What about safety? Does it just happen, or do we need to work at maintaining our safety too? Safety will not take care of itself. Safety, like any other worthy endeavor, does require work. And to be successful, safety requires the participation of everyone concerned. Figuratively, as long as that revolving door of safety is turning, we all continue to work accident/injury free. But we must each do our part to keep the door revolving. The safety poacher is the one to watch out for. Too many poachers can lead to consequences much more severe than Kass’ “poacher standoff”. When the safety jobs are not done, people can get hurt.

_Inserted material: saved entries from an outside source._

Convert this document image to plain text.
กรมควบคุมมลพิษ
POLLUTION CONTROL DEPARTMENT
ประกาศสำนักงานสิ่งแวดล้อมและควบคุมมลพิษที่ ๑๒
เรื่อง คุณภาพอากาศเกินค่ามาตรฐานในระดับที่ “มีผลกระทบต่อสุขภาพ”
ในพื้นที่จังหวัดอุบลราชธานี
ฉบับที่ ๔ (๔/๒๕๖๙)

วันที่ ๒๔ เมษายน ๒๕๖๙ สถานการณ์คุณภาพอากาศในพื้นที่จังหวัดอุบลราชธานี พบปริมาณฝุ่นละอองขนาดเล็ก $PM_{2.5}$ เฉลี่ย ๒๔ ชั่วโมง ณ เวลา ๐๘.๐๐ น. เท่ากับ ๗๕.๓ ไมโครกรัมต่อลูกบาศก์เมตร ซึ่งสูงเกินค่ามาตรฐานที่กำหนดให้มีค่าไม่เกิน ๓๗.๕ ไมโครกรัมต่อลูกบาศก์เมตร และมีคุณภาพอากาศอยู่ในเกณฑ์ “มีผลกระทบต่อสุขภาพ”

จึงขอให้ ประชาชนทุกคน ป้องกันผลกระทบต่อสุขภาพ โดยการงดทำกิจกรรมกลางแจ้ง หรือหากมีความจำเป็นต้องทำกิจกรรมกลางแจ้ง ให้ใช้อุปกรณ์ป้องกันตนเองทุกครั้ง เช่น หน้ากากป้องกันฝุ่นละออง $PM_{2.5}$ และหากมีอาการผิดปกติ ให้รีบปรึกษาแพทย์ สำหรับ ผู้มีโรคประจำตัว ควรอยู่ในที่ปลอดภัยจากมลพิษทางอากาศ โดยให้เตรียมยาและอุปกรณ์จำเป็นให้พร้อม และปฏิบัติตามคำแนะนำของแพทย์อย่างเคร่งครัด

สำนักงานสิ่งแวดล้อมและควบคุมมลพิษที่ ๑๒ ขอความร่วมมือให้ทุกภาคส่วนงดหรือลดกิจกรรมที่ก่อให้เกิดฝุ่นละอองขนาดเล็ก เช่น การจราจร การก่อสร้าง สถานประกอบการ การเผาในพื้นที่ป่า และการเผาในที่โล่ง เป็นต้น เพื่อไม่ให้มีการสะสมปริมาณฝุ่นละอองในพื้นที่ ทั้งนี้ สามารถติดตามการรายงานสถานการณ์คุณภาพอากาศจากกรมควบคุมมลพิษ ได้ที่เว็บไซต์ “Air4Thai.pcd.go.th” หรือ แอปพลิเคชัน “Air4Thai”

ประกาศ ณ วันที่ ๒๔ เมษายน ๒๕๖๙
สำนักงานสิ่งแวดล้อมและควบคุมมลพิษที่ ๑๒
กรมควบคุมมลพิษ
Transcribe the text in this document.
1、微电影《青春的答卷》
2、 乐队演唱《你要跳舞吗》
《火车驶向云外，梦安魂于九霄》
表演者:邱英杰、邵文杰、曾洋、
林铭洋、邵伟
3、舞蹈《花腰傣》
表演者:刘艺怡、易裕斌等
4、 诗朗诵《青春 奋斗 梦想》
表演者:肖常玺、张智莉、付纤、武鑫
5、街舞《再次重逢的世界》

So, have you identified the safety poachers in your organization? Are you one? Have you ever walked past a hazard without taking action, failed to pick up a stray scrap that could be a slip or trip hazard, put off a guard repair until a more convenient time, failed to remind a coworker about upgrading PPE for a particular job, put off that safety conversation? Have you ever thought to yourself, someone should take care of that or that’s Frank’s job—he’ll get to it later?
More than fixing the hazard, visible participation in safety sets a positive example that others see, and emulate. In a culture where pulling one’s own weight is important, others will contribute if that contribution is recognized as valuable. A simple request for “a little help here” may turn a poacher into a contributor and keep that revolving door spinning.
If, in reflection, your safety efforts seem to be at a standstill, it may be that there are just too many safety poachers out there in the workplace. Just one last bit of advice: Before pointing at others, take a good look in the mirror.